Coderre a encore confiance en son chef de police

Le maire de Montréal, Denis Coderre, a réitéré sa confiance envers le directeur du Service de police de la Ville de Montréal (SPVM), malgré les allégations voulant que le corps policier ait obtenu un mandat d'écoute électronique ciblant des journalistes.
Lors d'une conférence de presse, dimanche, M. Coderre a assuré que Philippe Pichet pouvait toujours remplir ses fonctions de directeur du SPVM en toute légitimité.
Le maire a soutenu qu'il défendrait «bec et ongles» la liberté de presse, tout en dénonçant le «lynchage public» de M. Pichet.
Il a dit vouloir éviter toute ingérence politique dans les activités du corps de police montréalais. En 2015, la candidature de M. Pichet avait été recommandée par M. Coderre, puis entérinée par la ministre de la Sécurité publique de l'époque, Lise Thériault.
Enquête administrative
Le maire a également mis Me Denis Gallant en charge de mener une enquête administrative sur l'affaire.
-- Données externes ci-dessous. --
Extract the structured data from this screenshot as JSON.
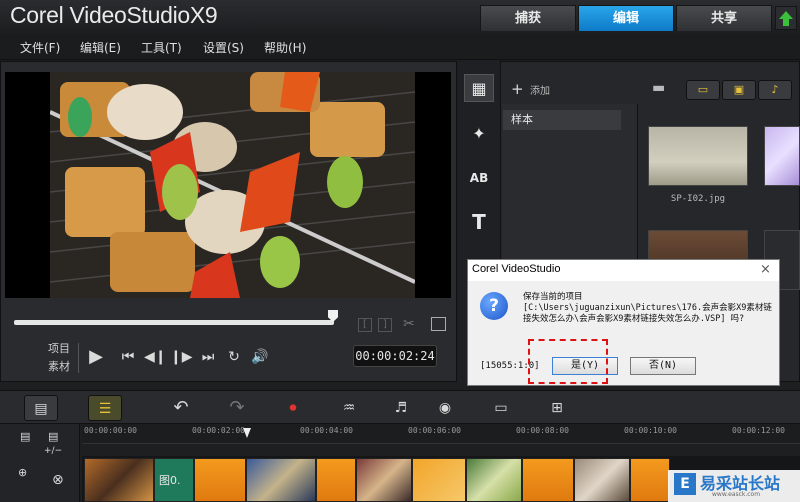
{
  "window": {
    "app_title": "Corel VideoStudioX9",
    "mode_tabs": [
      {
        "label": "捕获",
        "active": false
      },
      {
        "label": "编辑",
        "active": true
      },
      {
        "label": "共享",
        "active": false
      }
    ]
  },
  "menu": {
    "items": [
      "文件(F)",
      "编辑(E)",
      "工具(T)",
      "设置(S)",
      "帮助(H)"
    ]
  },
  "player": {
    "mode_labels": {
      "project": "项目",
      "clip": "素材"
    },
    "timecode": "00:00:02:24",
    "scrub_position_fraction": 0.84
  },
  "library": {
    "add_label": "添加",
    "folder_sample": "样本",
    "thumb_caption": "SP-I02.jpg",
    "side_icons": {
      "text": "AB",
      "title": "T"
    }
  },
  "dialog": {
    "title": "Corel VideoStudio",
    "icon_glyph": "?",
    "message": "保存当前的项目\n[C:\\Users\\juguanzixun\\Pictures\\176.会声会影X9素材链接失效怎么办\\会声会影X9素材链接失效怎么办.VSP] 吗?",
    "code": "[15055:1:0]",
    "yes_label": "是(Y)",
    "no_label": "否(N)",
    "close_glyph": "×"
  },
  "timeline": {
    "ruler": [
      "00:00:00:00",
      "00:00:02:00",
      "00:00:04:00",
      "00:00:06:00",
      "00:00:08:00",
      "00:00:10:00",
      "00:00:12:00"
    ],
    "clip_label": "图0."
  },
  "watermark": {
    "brand": "易采站长站",
    "logo": "E",
    "url": "www.easck.com"
  }
}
Il souligne que ce mandat pro bono est bien distinct de ses fonctions d'inspecteur général et qu'il lui est confié en tant qu'expert en droit criminel. M. Coderre a du même souffle lancé un appel à la prudence, évoquant le risque de nuire au procès concernant une enquête interne du SPVM. «On parle d'une cause qui est devant les tribunaux. Je ne m'immiscerai pas dans cette affaire-là», a-t-il exposé.
La Presse a rapporté, samedi, que le SPVM a demandé et obtenu un mandat pour placer sur écoute les journalistes Patrick Lagacé et Vincent Larouche.